Is Malware Detection Needed for Android TV?


Ozogur G., Gurkas-Aydin Z., Erturk M. A.

APPLIED SCIENCES-BASEL, no.5, 2025 (SCI-Expanded) identifier

  • Publication Type: Article / Article
  • Publication Date: 2025
  • Doi Number: 10.3390/app15052802
  • Journal Name: APPLIED SCIENCES-BASEL
  • Journal Indexes: Science Citation Index Expanded (SCI-EXPANDED), Scopus, Aerospace Database, Agricultural & Environmental Science Database, Applied Science & Technology Source, Communication Abstracts, INSPEC, Metadex, Directory of Open Access Journals, Civil Engineering Abstracts
  • Istanbul University Affiliated: Yes

Abstract

The smart TV ecosystem is rapidly expanding, allowing developers to publish their applications on TV markets to provide a wide array of services to TV users.
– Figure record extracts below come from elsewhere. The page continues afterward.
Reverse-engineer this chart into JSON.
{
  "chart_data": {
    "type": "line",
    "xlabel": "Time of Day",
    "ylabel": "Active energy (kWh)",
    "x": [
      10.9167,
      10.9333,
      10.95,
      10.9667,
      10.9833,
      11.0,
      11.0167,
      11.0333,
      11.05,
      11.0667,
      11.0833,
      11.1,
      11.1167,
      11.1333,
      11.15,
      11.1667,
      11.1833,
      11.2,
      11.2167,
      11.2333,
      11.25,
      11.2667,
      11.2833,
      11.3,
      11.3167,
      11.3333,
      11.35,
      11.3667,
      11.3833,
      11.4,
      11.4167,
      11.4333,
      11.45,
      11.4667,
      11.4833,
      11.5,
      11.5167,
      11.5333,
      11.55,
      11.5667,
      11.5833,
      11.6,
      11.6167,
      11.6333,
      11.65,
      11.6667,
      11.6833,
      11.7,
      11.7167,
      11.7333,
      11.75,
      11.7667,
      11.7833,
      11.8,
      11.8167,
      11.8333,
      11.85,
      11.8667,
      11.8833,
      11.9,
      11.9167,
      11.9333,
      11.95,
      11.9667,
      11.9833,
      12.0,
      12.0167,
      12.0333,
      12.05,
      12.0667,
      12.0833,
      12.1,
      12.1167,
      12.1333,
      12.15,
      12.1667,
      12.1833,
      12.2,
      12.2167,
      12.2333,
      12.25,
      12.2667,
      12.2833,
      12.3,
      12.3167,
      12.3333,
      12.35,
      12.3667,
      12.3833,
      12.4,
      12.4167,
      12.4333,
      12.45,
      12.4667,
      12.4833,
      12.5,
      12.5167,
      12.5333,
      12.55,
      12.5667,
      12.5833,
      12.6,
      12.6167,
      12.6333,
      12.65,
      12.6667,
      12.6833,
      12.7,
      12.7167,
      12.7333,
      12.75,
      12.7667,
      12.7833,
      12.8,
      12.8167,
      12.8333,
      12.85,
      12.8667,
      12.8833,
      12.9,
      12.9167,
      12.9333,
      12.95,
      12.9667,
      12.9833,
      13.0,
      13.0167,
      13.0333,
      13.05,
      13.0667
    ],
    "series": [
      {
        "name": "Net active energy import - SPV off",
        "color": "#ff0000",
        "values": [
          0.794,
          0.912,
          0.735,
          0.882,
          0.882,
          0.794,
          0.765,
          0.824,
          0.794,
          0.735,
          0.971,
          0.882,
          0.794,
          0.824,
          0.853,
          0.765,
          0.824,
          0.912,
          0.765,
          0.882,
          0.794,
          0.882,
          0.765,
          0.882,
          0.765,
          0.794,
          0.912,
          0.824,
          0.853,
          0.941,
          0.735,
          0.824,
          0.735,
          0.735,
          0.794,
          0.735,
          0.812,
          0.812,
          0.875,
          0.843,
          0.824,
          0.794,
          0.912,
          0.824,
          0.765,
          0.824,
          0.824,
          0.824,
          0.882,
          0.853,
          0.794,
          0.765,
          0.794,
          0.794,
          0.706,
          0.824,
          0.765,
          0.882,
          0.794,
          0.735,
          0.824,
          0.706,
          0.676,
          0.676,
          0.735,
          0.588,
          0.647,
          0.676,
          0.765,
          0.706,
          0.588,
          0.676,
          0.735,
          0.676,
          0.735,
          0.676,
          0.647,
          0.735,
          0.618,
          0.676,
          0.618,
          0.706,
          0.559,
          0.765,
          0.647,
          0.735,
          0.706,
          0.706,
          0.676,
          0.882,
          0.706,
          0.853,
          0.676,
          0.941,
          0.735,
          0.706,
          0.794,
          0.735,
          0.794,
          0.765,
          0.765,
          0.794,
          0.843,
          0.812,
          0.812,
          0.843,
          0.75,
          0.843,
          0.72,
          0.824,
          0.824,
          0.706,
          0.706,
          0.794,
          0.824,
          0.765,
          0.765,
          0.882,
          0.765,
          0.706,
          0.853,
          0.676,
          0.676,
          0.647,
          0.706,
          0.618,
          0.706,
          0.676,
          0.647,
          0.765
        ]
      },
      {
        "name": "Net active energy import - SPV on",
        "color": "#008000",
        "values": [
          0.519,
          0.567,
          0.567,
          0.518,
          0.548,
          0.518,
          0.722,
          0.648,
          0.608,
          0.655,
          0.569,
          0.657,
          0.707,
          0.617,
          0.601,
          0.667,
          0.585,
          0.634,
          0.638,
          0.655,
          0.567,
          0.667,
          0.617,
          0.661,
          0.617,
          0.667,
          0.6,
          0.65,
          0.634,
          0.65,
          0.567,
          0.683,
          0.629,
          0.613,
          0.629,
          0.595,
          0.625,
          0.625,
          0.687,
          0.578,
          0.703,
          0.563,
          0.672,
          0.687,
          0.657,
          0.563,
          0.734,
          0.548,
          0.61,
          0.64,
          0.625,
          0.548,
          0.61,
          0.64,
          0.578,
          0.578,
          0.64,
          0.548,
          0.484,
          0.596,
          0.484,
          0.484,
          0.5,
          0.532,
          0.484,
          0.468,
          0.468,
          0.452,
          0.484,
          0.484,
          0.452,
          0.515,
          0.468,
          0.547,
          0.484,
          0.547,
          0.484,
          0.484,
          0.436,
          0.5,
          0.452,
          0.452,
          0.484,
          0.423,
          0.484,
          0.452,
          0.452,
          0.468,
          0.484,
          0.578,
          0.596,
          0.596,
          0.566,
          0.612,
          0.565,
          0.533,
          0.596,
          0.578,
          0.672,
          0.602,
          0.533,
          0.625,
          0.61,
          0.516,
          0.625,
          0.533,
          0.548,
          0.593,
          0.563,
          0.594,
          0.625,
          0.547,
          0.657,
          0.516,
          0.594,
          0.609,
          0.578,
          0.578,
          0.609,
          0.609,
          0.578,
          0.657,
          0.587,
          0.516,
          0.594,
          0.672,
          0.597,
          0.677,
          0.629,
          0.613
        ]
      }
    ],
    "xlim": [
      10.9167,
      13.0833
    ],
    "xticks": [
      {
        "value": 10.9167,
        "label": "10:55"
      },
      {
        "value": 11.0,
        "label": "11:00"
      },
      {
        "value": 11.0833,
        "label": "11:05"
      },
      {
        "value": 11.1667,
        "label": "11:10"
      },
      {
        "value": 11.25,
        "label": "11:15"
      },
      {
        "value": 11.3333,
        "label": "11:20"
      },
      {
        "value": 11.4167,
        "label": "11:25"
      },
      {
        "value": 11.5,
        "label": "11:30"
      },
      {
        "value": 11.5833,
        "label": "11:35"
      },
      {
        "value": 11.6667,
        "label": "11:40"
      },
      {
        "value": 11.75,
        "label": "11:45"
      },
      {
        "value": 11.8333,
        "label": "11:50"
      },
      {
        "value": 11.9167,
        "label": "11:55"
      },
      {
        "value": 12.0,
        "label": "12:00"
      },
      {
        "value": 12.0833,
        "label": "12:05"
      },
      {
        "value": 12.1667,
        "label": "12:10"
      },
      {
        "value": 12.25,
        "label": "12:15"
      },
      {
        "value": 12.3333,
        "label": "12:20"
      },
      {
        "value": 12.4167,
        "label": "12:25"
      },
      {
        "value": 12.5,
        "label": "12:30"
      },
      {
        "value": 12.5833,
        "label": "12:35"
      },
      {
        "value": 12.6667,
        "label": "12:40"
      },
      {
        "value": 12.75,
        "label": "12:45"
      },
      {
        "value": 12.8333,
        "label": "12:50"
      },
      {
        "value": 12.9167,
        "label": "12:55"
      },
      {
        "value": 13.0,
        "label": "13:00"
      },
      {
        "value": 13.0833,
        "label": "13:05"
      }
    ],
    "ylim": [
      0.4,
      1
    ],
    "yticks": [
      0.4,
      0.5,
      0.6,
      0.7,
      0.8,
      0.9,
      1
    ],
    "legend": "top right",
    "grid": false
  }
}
However, this open nature can lead to significant cybersecurity concerns by bringing unauthorized access to home networks or leaking sensitive information. In this study, we focus on the security of Android TVs by developing a lightweight malware detection model specifically for these devices. We collected various Android TV applications from different markets and injected malicious payloads into benign applications to create Android TV malware, which is challenging to find on the market. We proposed a machine learning approach to detecting malware and evaluated our model. We compared the performance of nine classifiers and optimized the hyperparameters. Our findings indicated that the model performed well in rare malware cases on Android TVs. The most successful model classified malware with an F1-Score of 0.9789 in 0.1346 milliseconds per application.